Die AfD ist etabliert – aber noch lange nicht reif
LEITARTIKEL
Die AfD existiert genau seit vier Jahren, und nach ihrem Parteitag in Köln kann man jetzt eine Zwischenbilanz ziehen. Zum Ersten: Die Partei ist trotz der Abspaltung ihres Gründers Bernd Lucke und seiner Anhänger eine etablierte politische Kraft geworden. Sie hat 28 000 Mitglieder, sitzt inzwischen in elf Landtagen, hat ein Vollprogramm, ist professionell organisiert. Und sie besetzt eine freie politische Ecke, die weit mehr als nur eine Nische ist: Es geht um die Renationalisierung der Politik – gegenüber Flüchtlingen, aber auch gegenüber den Partnern in Europa. Dazu kommen die Ablehnung des Islam und die Orientierung auf eine konservative deutsche Leitkultur. Das sind Langzeit-Themen, die auch ohne aktuelle Flüchtlingsströme funktionieren. Deutsche zuerst und Deutschland zuerst. Damit wird die AfD, so wie der Lauf der Welt derzeit ist, zweifellos in den Bundestag einziehen.
Die Partei ist trotzdem überhaupt noch nicht gefestigt. So gibt es eine deutliche Kluft zwischen Basis und Führung. Es existiert inzwischen eine mittlere Funktionärsschicht – Leute, die schon in Parlamenten sitzen oder darauf hoffen. Sie haben ihre Wahlchancen fest im Blick, sie wollen kooperations- und koalitionsfähig sein, um dereinst mitzuregieren.

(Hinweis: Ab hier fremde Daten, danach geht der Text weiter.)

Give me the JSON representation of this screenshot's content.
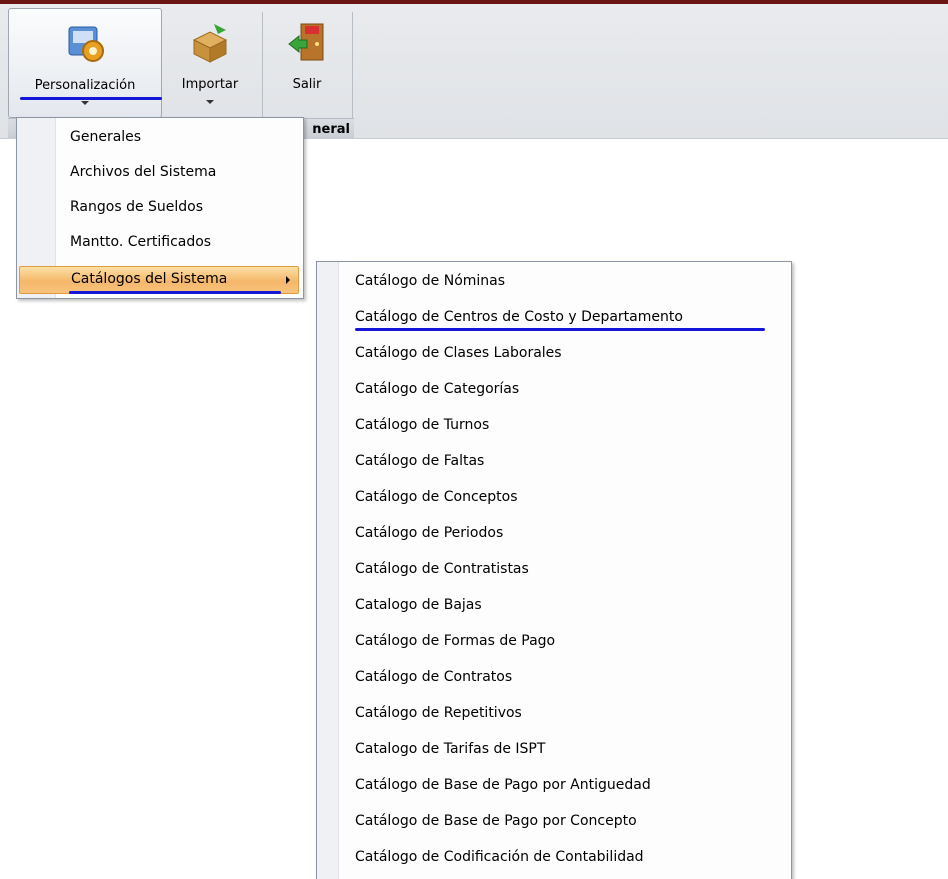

Viele stammen aus etablierten Parteien. Und es gibt politische Führer, die sich wie Gründer einer viel zu schnell gewachsenen Firma verhalten. Inklusive Intrigen und Diadochenkämpfen gegeneinander. Frauke Petry, die das am ungeniertesten betreibt und ihre Argumente dafür geradezu beliebig wechselt, ist in Köln ausgebremst worden. Die anderen aber sind noch da. Das Potenzial zur Selbstzerstörung, das schon andere Rechtsparteien gestoppt hat, ist nach wie vor groß.
Vielleicht wegen des schnellen Wachstums bleiben zudem wichtige Entscheidungen offen, Rücksicht auf die Bundestagswahl ist in dieser Phase ein weiterer Grund dafür. Das Wahlprogramm außerhalb der AfD-Herzthemen Asyl und Europa – nicht mehr als ein Sammelsurium. Manches ist zufälligen Mehrheiten geschuldet. Würde es die Wähler im Detail interessieren, auch bei Familien-, Sozial- und Steuerpolitik, viele wären abgeschreckt.
Gefährlicher für die Partei aber ist, dass sich die Deutsch-Nationalen weiter unter ihrem Dach tummeln dürfen. Den Bruch mit ihnen schiebt die AfD immer wieder hinaus. Sie glaubt, diese Gruppe zu benötigen, und lässt sie gewähren. Mit Ewiggestrigen, die in Sprache und Denken immer noch an den tausend Jahren hängen, lässt sich jedoch keine „moderne“rechte Kraft etablieren. Marine Le Pen hat das schon für Frankreich erkannt; für Deutschland gilt es erst recht. Doch der Parteitag in Köln ist in dieser Hinsicht keinen Schritt weitergekommen, im Gegenteil. So bleibt die Feststellung nach vier Jahren, dass die AfD zwar keine rechtsextreme Partei ist. Das wäre ein falsches Etikett. Aber zur bürgerlich-rechten Partei gereift ist sie noch lange nicht.